# First stab at a knife



## BarnickCustomCalls (Feb 17, 2015)

I was going to wait to attempt this but the -30 windchill had me stuck inside this morning. This is my first attempt at a knife and surely won't be my last. I used birds eye maple that I stabilized and put it on a knife blank I recently purchased My material for the pins didn't come in the mail yet so I just used a couple 16d nails from the shop. I used a disc sander to bring the wood down to the shape of the handle and hand sanded everything the rest of the way. I put on a CA finish to give it a shine.

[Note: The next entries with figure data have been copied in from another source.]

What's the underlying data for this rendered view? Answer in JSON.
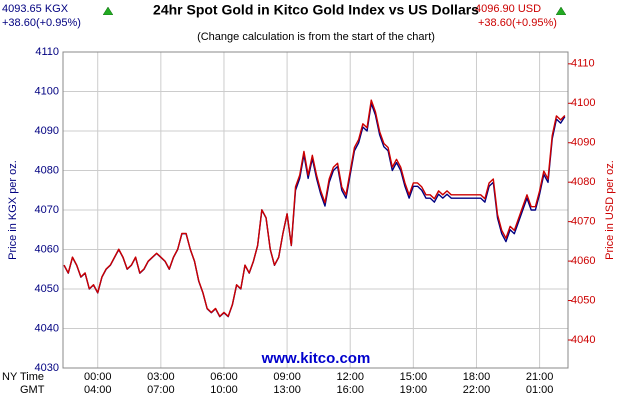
{
  "header": {
    "left_price": "4093.65 KGX",
    "left_change": "+38.60(+0.95%)",
    "right_price": "4096.90 USD",
    "right_change": "+38.60(+0.95%)",
    "watermark": "www.kitco.com"
  },
  "chart_data": {
    "type": "line",
    "title": "24hr Spot Gold in Kitco Gold Index vs US Dollars",
    "subtitle": "(Change calculation is from the start of the chart)",
    "ylabel": "Price in KGX per oz.",
    "y2label": "Price in USD per oz.",
    "x_row_labels": [
      "NY Time",
      "GMT"
    ],
    "xlim": [
      -1.65,
      22.35
    ],
    "xticks": [
      {
        "value": 0,
        "label": "00:00"
      },
      {
        "value": 3,
        "label": "03:00"
      },
      {
        "value": 6,
        "label": "06:00"
      },
      {
        "value": 9,
        "label": "09:00"
      },
      {
        "value": 12,
        "label": "12:00"
      },
      {
        "value": 15,
        "label": "15:00"
      },
      {
        "value": 18,
        "label": "18:00"
      },
      {
        "value": 21,
        "label": "21:00"
      }
    ],
    "gmt_labels": [
      "04:00",
      "07:00",
      "10:00",
      "13:00",
      "16:00",
      "19:00",
      "22:00",
      "01:00"
    ],
    "ylim": [
      4030,
      4110
    ],
    "yticks": [
      4030,
      4040,
      4050,
      4060,
      4070,
      4080,
      4090,
      4100,
      4110
    ],
    "y2lim": [
      4032.9,
      4113
    ],
    "y2ticks": [
      4040,
      4050,
      4060,
      4070,
      4080,
      4090,
      4100,
      4110
    ],
    "grid": true,
    "x": [
      -1.6,
      -1.4,
      -1.2,
      -1,
      -0.8,
      -0.6,
      -0.4,
      -0.2,
      0,
      0.2,
      0.4,
      0.6,
      0.8,
      1,
      1.2,
      1.4,
      1.6,
      1.8,
      2,
      2.2,
      2.4,
      2.6,
      2.8,
      3,
      3.2,
      3.4,
      3.6,
      3.8,
      4,
      4.2,
      4.4,
      4.6,
      4.8,
      5,
      5.2,
      5.4,
      5.6,
      5.8,
      6,
      6.2,
      6.4,
      6.6,
      6.8,
      7,
      7.2,
      7.4,
      7.6,
      7.8,
      8,
      8.2,
      8.4,
      8.6,
      8.8,
      9,
      9.2,
      9.4,
      9.6,
      9.8,
      10,
      10.2,
      10.4,
      10.6,
      10.8,
      11,
      11.2,
      11.4,
      11.6,
      11.8,
      12,
      12.2,
      12.4,
      12.6,
      12.8,
      13,
      13.2,
      13.4,
      13.6,
      13.8,
      14,
      14.2,
      14.4,
      14.6,
      14.8,
      15,
      15.2,
      15.4,
      15.6,
      15.8,
      16,
      16.2,
      16.4,
      16.6,
      16.8,
      17,
      17.2,
      17.4,
      17.6,
      17.8,
      18,
      18.2,
      18.4,
      18.6,
      18.8,
      19,
      19.2,
      19.4,
      19.6,
      19.8,
      20,
      20.2,
      20.4,
      20.6,
      20.8,
      21,
      21.2,
      21.4,
      21.6,
      21.8,
      22,
      22.2
    ],
    "series": [
      {
        "name": "KGX",
        "color": "#000080",
        "axis": "y",
        "values": [
          4056,
          4054,
          4058,
          4056,
          4053,
          4054,
          4050,
          4051,
          4049,
          4053,
          4055,
          4056,
          4058,
          4060,
          4058,
          4055,
          4056,
          4058,
          4054,
          4055,
          4057,
          4058,
          4059,
          4058,
          4057,
          4055,
          4058,
          4060,
          4064,
          4064,
          4060,
          4057,
          4052,
          4049,
          4045,
          4044,
          4045,
          4043,
          4044,
          4043,
          4046,
          4051,
          4050,
          4056,
          4054,
          4057,
          4061,
          4070,
          4068,
          4060,
          4056,
          4058,
          4064,
          4069,
          4061,
          4075,
          4078,
          4084,
          4078,
          4083,
          4078,
          4074,
          4071,
          4077,
          4080,
          4081,
          4075,
          4073,
          4079,
          4085,
          4087,
          4091,
          4090,
          4097,
          4094,
          4089,
          4086,
          4085,
          4080,
          4082,
          4080,
          4076,
          4073,
          4076,
          4076,
          4075,
          4073,
          4073,
          4072,
          4074,
          4073,
          4074,
          4073,
          4073,
          4073,
          4073,
          4073,
          4073,
          4073,
          4073,
          4072,
          4076,
          4077,
          4068,
          4064,
          4062,
          4065,
          4064,
          4067,
          4070,
          4073,
          4070,
          4070,
          4074,
          4079,
          4077,
          4088,
          4093,
          4092,
          4093.65
        ]
      },
      {
        "name": "USD",
        "color": "#cc0000",
        "axis": "y2",
        "values": [
          4059,
          4057,
          4061,
          4059,
          4056,
          4057,
          4053,
          4054,
          4052,
          4056,
          4058,
          4059,
          4061,
          4063,
          4061,
          4058,
          4059,
          4061,
          4057,
          4058,
          4060,
          4061,
          4062,
          4061,
          4060,
          4058,
          4061,
          4063,
          4067,
          4067,
          4063,
          4060,
          4055,
          4052,
          4048,
          4047,
          4048,
          4046,
          4047,
          4046,
          4049,
          4054,
          4053,
          4059,
          4057,
          4060,
          4064,
          4073,
          4071,
          4063,
          4059,
          4061,
          4067,
          4072,
          4064,
          4078.8,
          4081.8,
          4087.8,
          4081.8,
          4086.8,
          4081.8,
          4077.8,
          4074.8,
          4080.8,
          4083.8,
          4084.8,
          4078.8,
          4076.8,
          4082.8,
          4088.8,
          4090.8,
          4094.8,
          4093.8,
          4100.8,
          4097.8,
          4092.8,
          4089.8,
          4088.8,
          4083.8,
          4085.8,
          4083.8,
          4079.8,
          4076.8,
          4079.8,
          4079.8,
          4078.8,
          4076.8,
          4076.8,
          4075.8,
          4077.8,
          4076.8,
          4077.8,
          4076.8,
          4076.8,
          4076.8,
          4076.8,
          4076.8,
          4076.8,
          4076.8,
          4076.8,
          4075.8,
          4079.8,
          4080.8,
          4071.8,
          4067.8,
          4065.8,
          4068.8,
          4067.8,
          4070.8,
          4073.8,
          4076.8,
          4073.8,
          4073.8,
          4077.8,
          4082.8,
          4080.8,
          4091.8,
          4096.8,
          4095.8,
          4096.9
        ]
      }
    ]
  }
}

I definitely have a lot of learning to do (looking forward to it) but am happy with my first try

http://i105.Rule #2/albums/m220/dbarnick/Mobile%20Uploads/68444C8D-0432-4CB2-A91A-6792B70E17F6_zpsbidgkpps.jpg 
http://i105.Rule #2/albums/m220/dbarnick/Mobile%20Uploads/8C82C0E9-35B6-4DA9-80F0-57B8545B13AB_zpswf66lsus.jpg

Reactions: Like 6 | EyeCandy! 3 | Way Cool 2


----------



## Molokai (Feb 17, 2015)

Looks great for first knife. I know you are feeling great but nothing beats the feeling when you made a knife from piece of steel.

Reactions: Agree 1


----------



## BarnickCustomCalls (Feb 17, 2015)

That's my goal Eventually I want to learn that process. Just gotta find a bunch of extra time

Reactions: Like 1


----------



## manbuckwal (Feb 17, 2015)

Handsome looking handle !


----------



## NYWoodturner (Feb 17, 2015)

Derek - That really is a great first knife. I started the same way. Woodworking was my forte so I initially only had a desire to do the handles. Then the psychosis took over... Keep with it man - It is truly rewarding


----------